A Dangerous Method follows the interweaving lives of Carl Jung (Fassbinder), Sigmund Freud (Mortensen) and Sabina Spielrein (Knightley) each either using and/or being effected by psychoanalysis. While at first, the two heir doctors Freud and Jung, are intrigued and delighted by each others insights things become complicated when Jung and his patient Sabina begin a torrid love affair.

It is clear from the get-go that the cordial relationship between the two doctors won't last long. Whether it is for academic, social or religious differences is open to interpretation. In fact a lot of this film is open to interpretation which becomes a bit of a handicap. Freud seems worried his work will be discredited due to growing anti-Semitism yet no conflict is brewed to make this evident. Freud urges his colleague not to dedicate time to tangential areas like alchemy, religion and mysticism yet Jung seems to never really pursuit such ideas, at least not on screen. So in place of conflict we are left with snippets of intellectual discussions and a bawdy love affair that is not entirely convincing.

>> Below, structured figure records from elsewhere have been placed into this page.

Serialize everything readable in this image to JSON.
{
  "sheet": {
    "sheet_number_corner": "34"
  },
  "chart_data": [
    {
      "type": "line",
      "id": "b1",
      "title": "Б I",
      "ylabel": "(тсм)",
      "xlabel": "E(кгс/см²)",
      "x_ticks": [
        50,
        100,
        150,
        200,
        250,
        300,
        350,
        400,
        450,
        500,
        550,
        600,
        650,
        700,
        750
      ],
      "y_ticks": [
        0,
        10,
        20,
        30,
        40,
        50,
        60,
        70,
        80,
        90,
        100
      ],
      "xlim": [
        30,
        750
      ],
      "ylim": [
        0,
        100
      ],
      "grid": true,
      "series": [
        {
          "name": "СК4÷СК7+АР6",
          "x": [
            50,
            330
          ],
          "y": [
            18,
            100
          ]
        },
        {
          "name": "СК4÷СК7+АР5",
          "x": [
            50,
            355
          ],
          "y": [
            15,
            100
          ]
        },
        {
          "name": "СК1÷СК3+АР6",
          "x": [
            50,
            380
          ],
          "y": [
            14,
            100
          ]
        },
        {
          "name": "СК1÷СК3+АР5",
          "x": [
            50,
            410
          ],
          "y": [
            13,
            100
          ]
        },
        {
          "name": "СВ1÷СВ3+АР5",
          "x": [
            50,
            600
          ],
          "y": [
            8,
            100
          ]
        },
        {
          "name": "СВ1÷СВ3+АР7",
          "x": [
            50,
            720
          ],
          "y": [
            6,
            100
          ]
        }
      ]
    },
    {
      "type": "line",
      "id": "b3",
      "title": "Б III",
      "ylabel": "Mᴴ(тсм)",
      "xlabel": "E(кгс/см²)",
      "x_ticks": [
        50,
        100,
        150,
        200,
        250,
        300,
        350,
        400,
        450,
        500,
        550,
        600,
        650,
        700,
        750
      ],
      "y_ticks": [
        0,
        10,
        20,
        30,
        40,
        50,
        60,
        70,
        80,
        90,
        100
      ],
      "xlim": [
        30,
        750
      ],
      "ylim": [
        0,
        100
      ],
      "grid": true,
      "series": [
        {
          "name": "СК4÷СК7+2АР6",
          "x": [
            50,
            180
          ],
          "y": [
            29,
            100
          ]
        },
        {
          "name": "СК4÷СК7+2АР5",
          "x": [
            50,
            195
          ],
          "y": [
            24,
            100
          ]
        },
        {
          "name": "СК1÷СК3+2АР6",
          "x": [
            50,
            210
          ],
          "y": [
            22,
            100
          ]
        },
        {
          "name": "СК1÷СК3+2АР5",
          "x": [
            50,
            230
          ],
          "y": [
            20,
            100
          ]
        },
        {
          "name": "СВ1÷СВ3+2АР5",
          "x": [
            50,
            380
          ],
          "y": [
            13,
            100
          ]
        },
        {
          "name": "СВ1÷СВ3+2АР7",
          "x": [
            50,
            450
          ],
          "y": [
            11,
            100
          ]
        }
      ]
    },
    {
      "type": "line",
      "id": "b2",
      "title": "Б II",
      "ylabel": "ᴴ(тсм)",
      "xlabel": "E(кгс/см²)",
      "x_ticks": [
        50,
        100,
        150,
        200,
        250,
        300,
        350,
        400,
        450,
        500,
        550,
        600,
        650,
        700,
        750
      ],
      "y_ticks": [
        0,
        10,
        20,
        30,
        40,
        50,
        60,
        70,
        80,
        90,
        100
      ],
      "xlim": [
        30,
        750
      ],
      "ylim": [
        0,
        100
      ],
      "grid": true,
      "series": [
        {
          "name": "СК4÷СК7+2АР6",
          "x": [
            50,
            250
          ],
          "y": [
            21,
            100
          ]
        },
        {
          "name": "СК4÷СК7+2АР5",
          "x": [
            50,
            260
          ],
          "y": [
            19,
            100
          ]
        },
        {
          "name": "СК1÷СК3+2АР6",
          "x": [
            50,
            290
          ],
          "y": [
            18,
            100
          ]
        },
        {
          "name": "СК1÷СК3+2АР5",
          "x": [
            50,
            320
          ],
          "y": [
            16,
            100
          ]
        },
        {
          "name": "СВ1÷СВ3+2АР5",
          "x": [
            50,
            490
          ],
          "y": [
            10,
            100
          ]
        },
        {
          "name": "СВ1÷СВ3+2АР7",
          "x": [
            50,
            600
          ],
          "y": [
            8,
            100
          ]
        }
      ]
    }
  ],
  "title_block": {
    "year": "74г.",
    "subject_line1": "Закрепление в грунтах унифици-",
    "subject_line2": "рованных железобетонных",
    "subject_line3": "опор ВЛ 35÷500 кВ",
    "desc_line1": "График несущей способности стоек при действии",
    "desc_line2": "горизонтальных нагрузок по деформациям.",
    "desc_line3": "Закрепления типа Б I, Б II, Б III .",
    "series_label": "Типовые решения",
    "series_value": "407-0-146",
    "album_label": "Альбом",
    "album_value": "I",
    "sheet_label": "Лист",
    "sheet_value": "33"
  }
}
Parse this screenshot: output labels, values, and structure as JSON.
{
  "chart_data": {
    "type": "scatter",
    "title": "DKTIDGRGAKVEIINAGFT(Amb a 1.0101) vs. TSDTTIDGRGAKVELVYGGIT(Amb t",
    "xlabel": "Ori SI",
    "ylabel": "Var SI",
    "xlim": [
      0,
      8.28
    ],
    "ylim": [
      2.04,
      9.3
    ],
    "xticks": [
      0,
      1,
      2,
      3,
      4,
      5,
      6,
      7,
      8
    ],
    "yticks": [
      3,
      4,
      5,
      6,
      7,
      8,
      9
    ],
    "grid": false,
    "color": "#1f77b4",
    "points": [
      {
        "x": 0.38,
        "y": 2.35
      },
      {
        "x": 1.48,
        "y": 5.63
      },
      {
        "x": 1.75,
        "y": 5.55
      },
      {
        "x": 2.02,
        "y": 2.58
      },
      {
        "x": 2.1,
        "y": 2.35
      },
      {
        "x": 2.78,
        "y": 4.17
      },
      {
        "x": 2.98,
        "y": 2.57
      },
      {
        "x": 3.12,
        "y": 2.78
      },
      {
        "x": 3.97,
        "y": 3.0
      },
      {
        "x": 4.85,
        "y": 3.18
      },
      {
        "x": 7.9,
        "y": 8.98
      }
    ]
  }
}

Don't get me wrong, Fassbinder and Knightley work wonders with a mediocre script but what should be a sensuous slow boil is actually near clinical story plotting with little to make either character likable or their affections understandable. This in turn makes Jung's decisions to break the rules of doctor patient relations not to mention his own definitions of morality all the more frustrating to watch.

How can someone take psychoanalysis seriously when its two most famous proponents are portrayed, A: as a self-aggrandizing, dogmatic, political pragmatist or B: a naïve, hypocritical neophyte? Perhaps that's the point. 200,000 of introspection has got us nowhere to understanding who we really are and Freud's 'dangerous method' is yet another shot in the dark. In one scene Sabina's character exposes the irony that Jung "cured" her using Freud's methods. Yet a few scenes earlier, Freud himself says "curing" someone is impossible. Perhaps all three need another trip to the sanatorium.